On other occasions it’s not the good times that bring people together, but tragedy. When 96 Liverpool supporters lost their lives at Hillsborough, sport meant both nothing and everything.
It was nothing compared to the lives lost, the families impacted and a club still feeling its impacts to this day. But it was everything in how the club supported the families as they fought for justice and in how it helped to heal a city.
Closer to home and the tragedy of the Bali bombings didn’t leave sport untouched. AFL players Jason McCartney and Mick Martyn were injured in the blast. For South Sydney Junior rugby league club the Coogee Dolphins, the attack was even more tragic, claiming six of their players.
Alby Talarico was the Coogee president at the time, and he says it was a tough time to rebuild the club, but was made sweeter when the Dolphins claimed the A-Grade premiership in 2004.
“We lost six boys in Bali when I was the president and we had to rebuild the club. We had to win every game from the end of June and we got in the top five. We came in fifth place, and we beat everyone before us. We beat Le Perouse.
“That night I sat down and cried because it was so emotional. After Bali I went to seven funerals, two memorials, fundraisers and I just think that I held it all together. It was a pretty tough time but that was special too, that was very special.”
Those six players have now become part of that club’s identity with their jersey numbers adorning the Coogee Dolphins crest.
Support in Hard Times
Outside of human tragedies, there are also the difficult seasons on the field that can test the strength of someone’s connection to their club.
The mark of true supporters are those who stick by their side through the bad times. When the wins aren’t coming, when seasons finish early, when there’s little to look forward to yet they’re still going to games or watching every week.
Every club goes through dry patches and periods that are bereft of success.
Bodon’s beloved Dogs took out the wooden spoon in 2021 and finished second last in 2020, but he believes there are always positives to look for.
“I can see the club taking a new direction but obviously we’ve never lost passion, we’ve stayed members. We always look at the positives and we can say we’ve got a few signings coming up, a few good players coming in and we’ve just got to back the new guard.

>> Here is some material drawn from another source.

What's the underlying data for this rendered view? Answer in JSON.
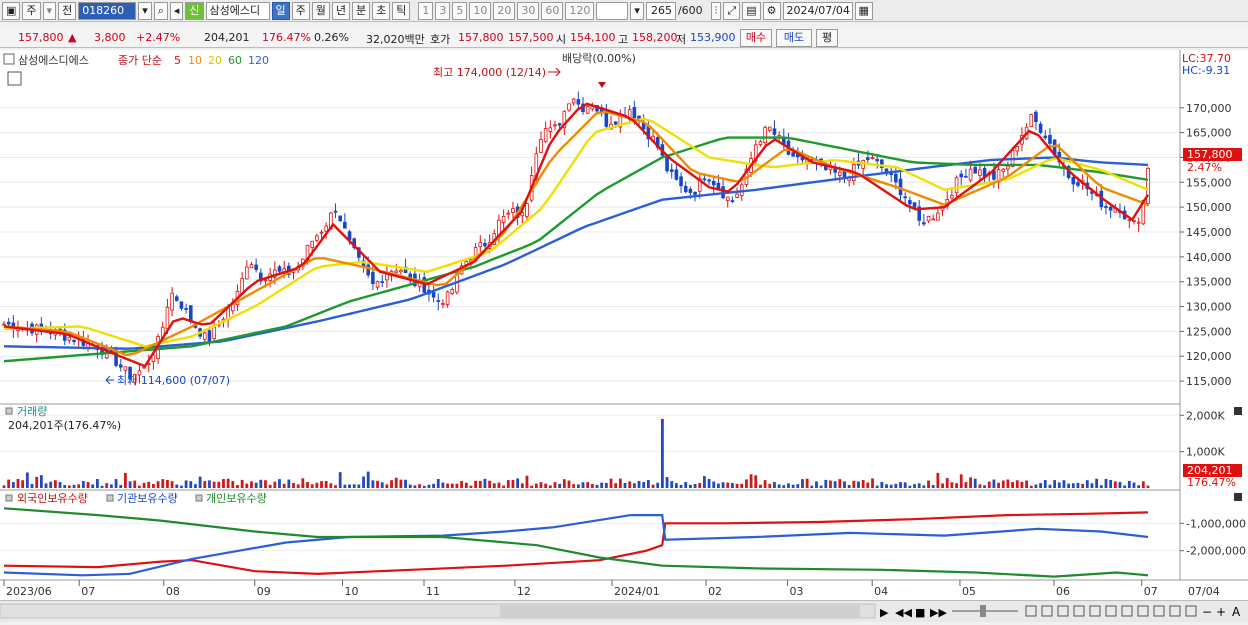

“We’ve always loved the club no matter what and we’re looking forward to the future I suppose. Our family, our whole extended family, we’re all members. I’ve been a member since 2002, so I’m on my 19th consecutive year.”
Vinko agrees, having watched Manly struggle under the tutelage of Trent Barrett.
“Still stuck by them. We went through a pretty bad patch recently with Trent Barrett and for me it’s part of a team. You have to take the good with the bad really and if you can’t support them at their worst, then you can’t support them at a grand final.”
Meanwhile Talarico believes the Dragons will rise again.
“They will need to rebuild what they had but it will take a long time, but I’m of the opinion that they will get another premiership but it might take them a few more years.”